Once the university hospital tagged the bags it received from the DeGowin Blood Center, its staff utilized a Tagsys PAD antenna mounted on top of a counter-height refrigerator with a table display to read the tagged bags. Workers interrogated the tag on each bag of blood before moving that product, and then selected a prompt either for "check-in" (to store the blood after receiving it from the DeGowin blood center) or "checkout" (indicating it was intended to be administered to a patient).
"One of our goals was academic," Briggs explains. "We wanted to see if RFID technology would work in live transfusion medicine operations, and prove out various hypotheses from our original NIH study phases." Based on the study of the pilot, she says, she found that there were tremendous efficiency gains, primarily at the BloodCenter of Wisconsin's headquarters, where the technology and system allowed for rapid and accurate reconciliation of product counts and locations. Because the BloodCenter's employees saw which specific items were being shipped from the donor sites, Briggs adds, they were better able to prepare for the particular products en route to the facility. The system also helped eliminate errors that could occur at the time of receiving or shipping, when products are sometimes miscounted.

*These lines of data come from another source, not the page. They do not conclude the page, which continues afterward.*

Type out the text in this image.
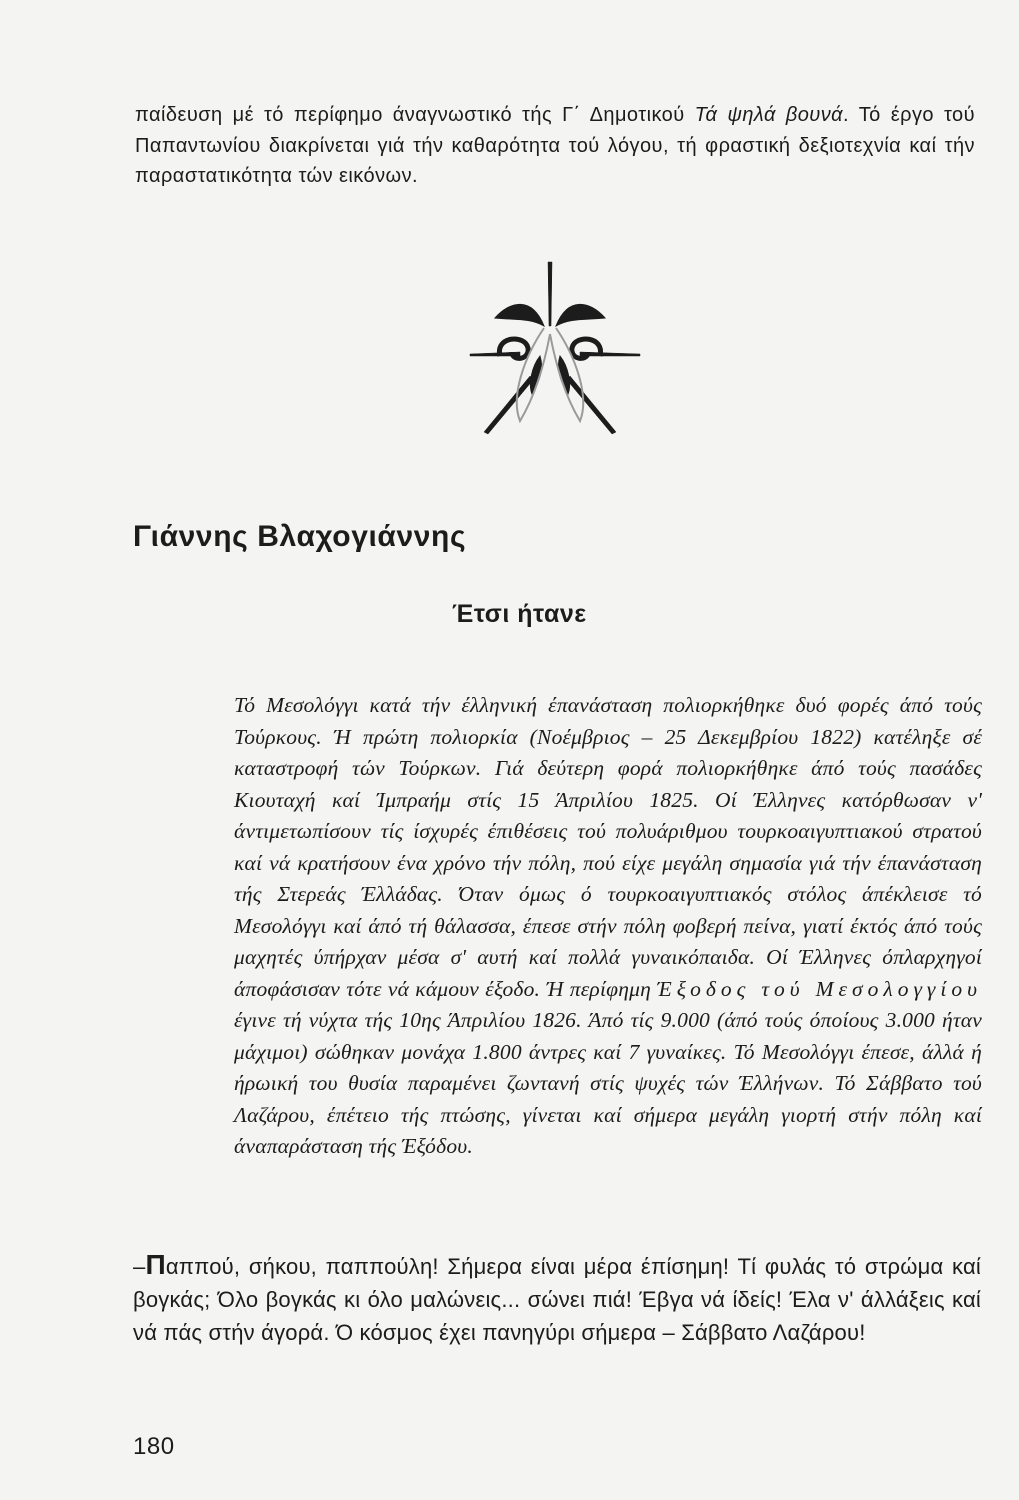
παίδευση μέ τό περίφημο άναγνωστικό τής Γ΄ Δημοτικού Τά ψηλά βουνά. Τό έργο τού Παπαντωνίου διακρίνεται γιά τήν καθαρότητα τού λόγου, τή φραστική δεξιοτεχνία καί τήν παραστατικότητα τών εικόνων.

Γιάννης Βλαχογιάννης
Έτσι ήτανε

Τό Μεσολόγγι κατά τήν έλληνική έπανάσταση πολιορκήθηκε δυό φορές άπό τούς Τούρκους. Ή πρώτη πολιορκία (Νοέμβριος – 25 Δεκεμβρίου 1822) κατέληξε σέ καταστροφή τών Τούρκων. Γιά δεύτερη φορά πολιορκήθηκε άπό τούς πασάδες Κιουταχή καί Ίμπραήμ στίς 15 Άπριλίου 1825. Οί Έλληνες κατόρθωσαν ν' άντιμετωπίσουν τίς ίσχυρές έπιθέσεις τού πολυάριθμου τουρκοαιγυπτιακού στρατού καί νά κρατήσουν ένα χρόνο τήν πόλη, πού είχε μεγάλη σημασία γιά τήν έπανάσταση τής Στερεάς Έλλάδας. Όταν όμως ό τουρκοαιγυπτιακός στόλος άπέκλεισε τό Μεσολόγγι καί άπό τή θάλασσα, έπεσε στήν πόλη φοβερή πείνα, γιατί έκτός άπό τούς μαχητές ύπήρχαν μέσα σ' αυτή καί πολλά γυναικόπαιδα. Οί Έλληνες όπλαρχηγοί άποφάσισαν τότε νά κάμουν έξοδο. Ή περίφημη Έξοδος τού Μεσολογγίου έγινε τή νύχτα τής 10ης Άπριλίου 1826. Άπό τίς 9.000 (άπό τούς όποίους 3.000 ήταν μάχιμοι) σώθηκαν μονάχα 1.800 άντρες καί 7 γυναίκες. Τό Μεσολόγγι έπεσε, άλλά ή ήρωική του θυσία παραμένει ζωντανή στίς ψυχές τών Έλλήνων. Τό Σάββατο τού Λαζάρου, έπέτειο τής πτώσης, γίνεται καί σήμερα μεγάλη γιορτή στήν πόλη καί άναπαράσταση τής Έξόδου.

–Παππού, σήκου, παππούλη! Σήμερα είναι μέρα έπίσημη! Τί φυλάς τό στρώμα καί βογκάς; Όλο βογκάς κι όλο μαλώνεις... σώνει πιά! Έβγα νά ίδείς! Έλα ν' άλλάξεις καί νά πάς στήν άγορά. Ό κόσμος έχει πανηγύρι σήμερα – Σάββατο Λαζάρου!

180
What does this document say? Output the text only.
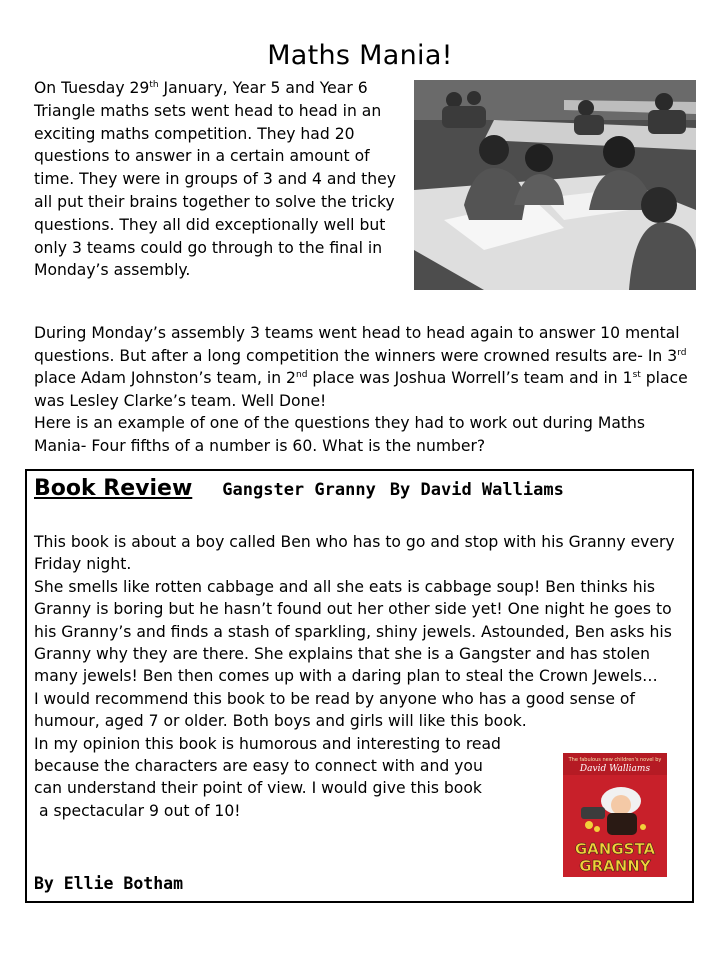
Maths Mania!
On Tuesday 29th January, Year 5 and Year 6 Triangle maths sets went head to head in an exciting maths competition. They had 20 questions to answer in a certain amount of time. They were in groups of 3 and 4 and they all put their brains together to solve the tricky questions. They all did exceptionally well but only 3 teams could go through to the final in Monday’s assembly.

During Monday’s assembly 3 teams went head to head again to answer 10 mental questions. But after a long competition the winners were crowned results are- In 3rd place Adam Johnston’s team, in 2nd place was Joshua Worrell’s team and in 1st place was Lesley Clarke’s team. Well Done!

Here is an example of one of the questions they had to work out during Maths Mania- Four fifths of a number is 60. What is the number?

Book Review Gangster Granny By David Walliams

This book is about a boy called Ben who has to go and stop with his Granny every Friday night.

She smells like rotten cabbage and all she eats is cabbage soup! Ben thinks his Granny is boring but he hasn’t found out her other side yet! One night he goes to his Granny’s and finds a stash of sparkling, shiny jewels. Astounded, Ben asks his Granny why they are there. She explains that she is a Gangster and has stolen many jewels! Ben then comes up with a daring plan to steal the Crown Jewels…

I would recommend this book to be read by anyone who has a good sense of humour, aged 7 or older. Both boys and girls will like this book.

In my opinion this book is humorous and interesting to read

because the characters are easy to connect with and you

can understand their point of view. I would give this book

a spectacular 9 out of 10!

By Ellie Botham
The fabulous new children's novel by
David Walliams
GANGSTA
GRANNY
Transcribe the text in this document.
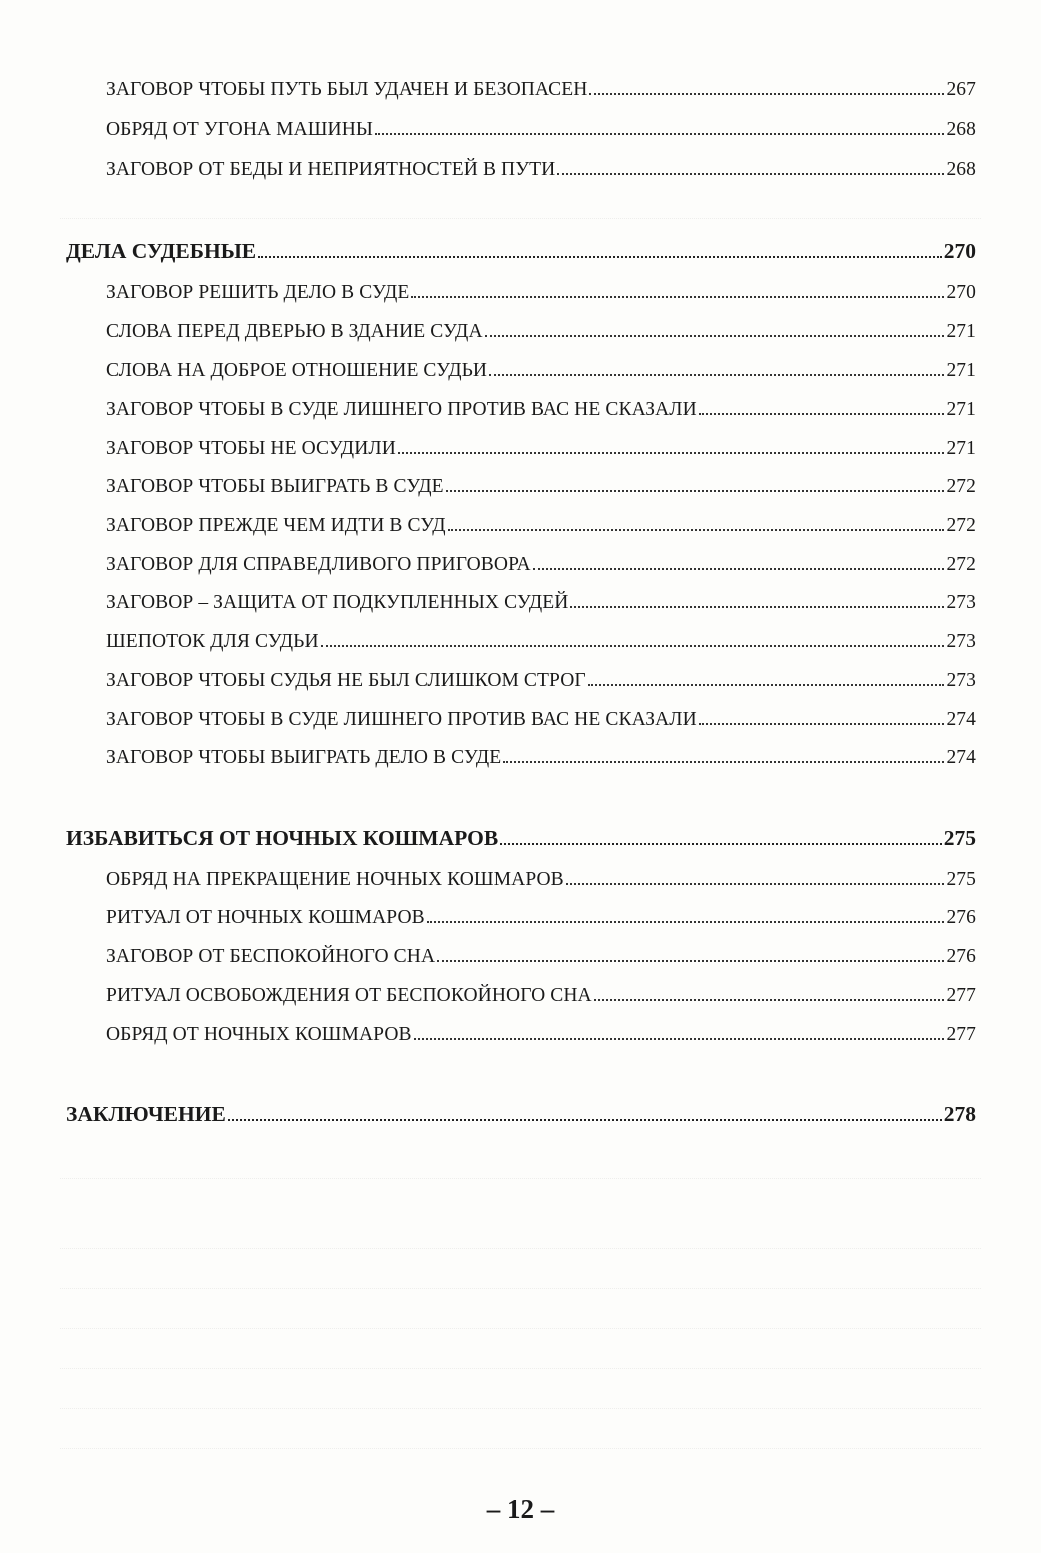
ЗАГОВОР ЧТОБЫ ПУТЬ БЫЛ УДАЧЕН И БЕЗОПАСЕН	267
ОБРЯД ОТ УГОНА МАШИНЫ	268
ЗАГОВОР ОТ БЕДЫ И НЕПРИЯТНОСТЕЙ В ПУТИ	268
ДЕЛА СУДЕБНЫЕ	270
ЗАГОВОР РЕШИТЬ ДЕЛО В СУДЕ	270
СЛОВА ПЕРЕД ДВЕРЬЮ В ЗДАНИЕ СУДА	271
СЛОВА НА ДОБРОЕ ОТНОШЕНИЕ СУДЬИ	271
ЗАГОВОР ЧТОБЫ В СУДЕ ЛИШНЕГО ПРОТИВ ВАС НЕ СКАЗАЛИ	271
ЗАГОВОР ЧТОБЫ НЕ ОСУДИЛИ	271
ЗАГОВОР ЧТОБЫ ВЫИГРАТЬ В СУДЕ	272
ЗАГОВОР ПРЕЖДЕ ЧЕМ ИДТИ В СУД	272
ЗАГОВОР ДЛЯ СПРАВЕДЛИВОГО ПРИГОВОРА	272
ЗАГОВОР – ЗАЩИТА ОТ ПОДКУПЛЕННЫХ СУДЕЙ	273
ШЕПОТОК ДЛЯ СУДЬИ	273
ЗАГОВОР ЧТОБЫ СУДЬЯ НЕ БЫЛ СЛИШКОМ СТРОГ	273
ЗАГОВОР ЧТОБЫ В СУДЕ ЛИШНЕГО ПРОТИВ ВАС НЕ СКАЗАЛИ	274
ЗАГОВОР ЧТОБЫ ВЫИГРАТЬ ДЕЛО В СУДЕ	274
ИЗБАВИТЬСЯ ОТ НОЧНЫХ КОШМАРОВ	275
ОБРЯД НА ПРЕКРАЩЕНИЕ НОЧНЫХ КОШМАРОВ	275
РИТУАЛ ОТ НОЧНЫХ КОШМАРОВ	276
ЗАГОВОР ОТ БЕСПОКОЙНОГО СНА	276
РИТУАЛ ОСВОБОЖДЕНИЯ ОТ БЕСПОКОЙНОГО СНА	277
ОБРЯД ОТ НОЧНЫХ КОШМАРОВ	277
ЗАКЛЮЧЕНИЕ	278
– 12 –
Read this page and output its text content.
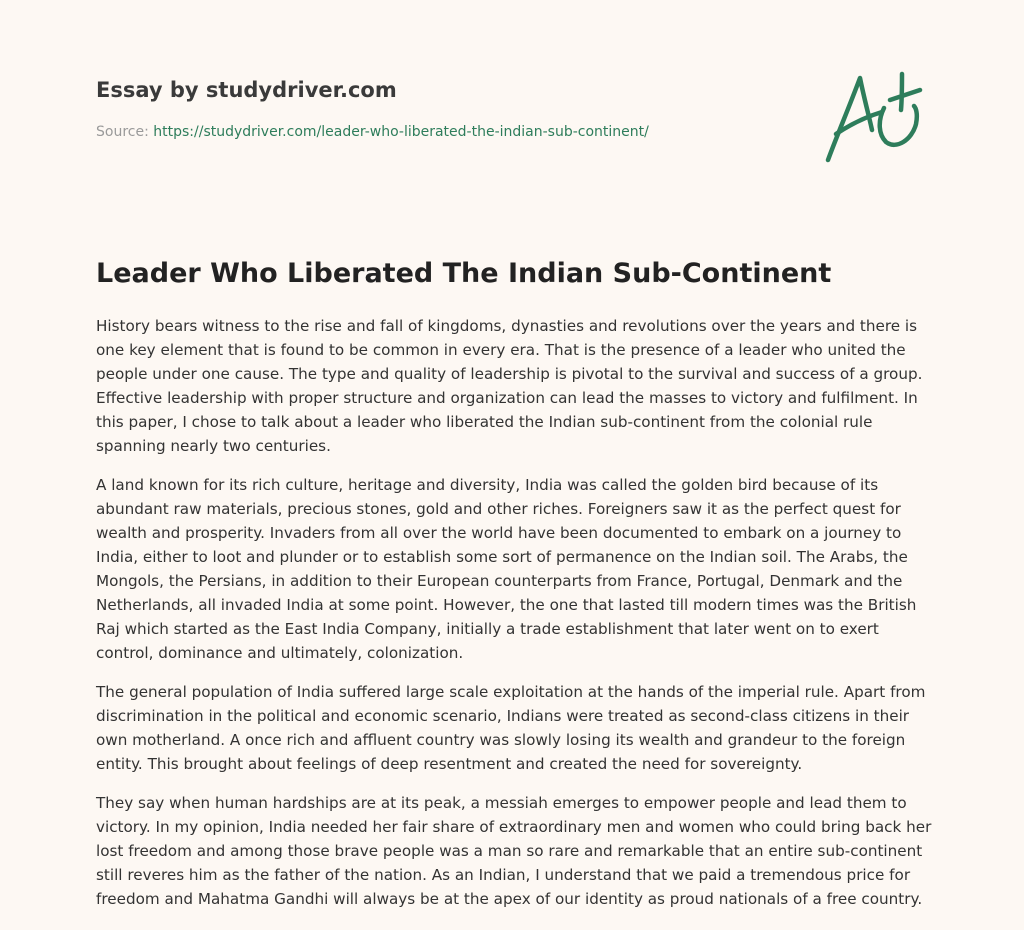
Essay by studydriver.com
Source: https://studydriver.com/leader-who-liberated-the-indian-sub-continent/
Leader Who Liberated The Indian Sub-Continent

History bears witness to the rise and fall of kingdoms, dynasties and revolutions over the years and there is one key element that is found to be common in every era. That is the presence of a leader who united the people under one cause. The type and quality of leadership is pivotal to the survival and success of a group. Effective leadership with proper structure and organization can lead the masses to victory and fulfilment. In this paper, I chose to talk about a leader who liberated the Indian sub-continent from the colonial rule spanning nearly two centuries.

A land known for its rich culture, heritage and diversity, India was called the golden bird because of its abundant raw materials, precious stones, gold and other riches. Foreigners saw it as the perfect quest for wealth and prosperity. Invaders from all over the world have been documented to embark on a journey to India, either to loot and plunder or to establish some sort of permanence on the Indian soil. The Arabs, the Mongols, the Persians, in addition to their European counterparts from France, Portugal, Denmark and the Netherlands, all invaded India at some point. However, the one that lasted till modern times was the British Raj which started as the East India Company, initially a trade establishment that later went on to exert control, dominance and ultimately, colonization.

The general population of India suffered large scale exploitation at the hands of the imperial rule. Apart from discrimination in the political and economic scenario, Indians were treated as second-class citizens in their own motherland. A once rich and affluent country was slowly losing its wealth and grandeur to the foreign entity. This brought about feelings of deep resentment and created the need for sovereignty.

They say when human hardships are at its peak, a messiah emerges to empower people and lead them to victory. In my opinion, India needed her fair share of extraordinary men and women who could bring back her lost freedom and among those brave people was a man so rare and remarkable that an entire sub-continent still reveres him as the father of the nation. As an Indian, I understand that we paid a tremendous price for freedom and Mahatma Gandhi will always be at the apex of our identity as proud nationals of a free country.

"This is a mission-critical solution," Kumar states. Although Briggs notes that the BECS will always serve as the main system to manage inventory traceability, as well as information and decisions regarding blood products, the RFID technology adds a layer of visibility that can be integrated as part of the operational flow, "while still allowing the main system to do its work." RFID, he says, "augmented those systems to better protect the blood products," by providing greater visibility into the supply chain.
Once the FDA provides 501(k) clearance—which the group expects to take 90 to 180 days to complete—S3Edge will then be able to actively market and sell the blood center's RFID solution. The company anticipates selling two packaged solutions: the Blood Center Solution (for blood centers and donor locations) and the Hospital Transfusion Services Solution (for hospitals). Both systems can operate independently, the firm reports, or data can be shared between supply chain partners using both offerings.
Although the system was initially designed to be integrated with Mediware software, Kumar says, it could operate with other blood center BECS technology as well.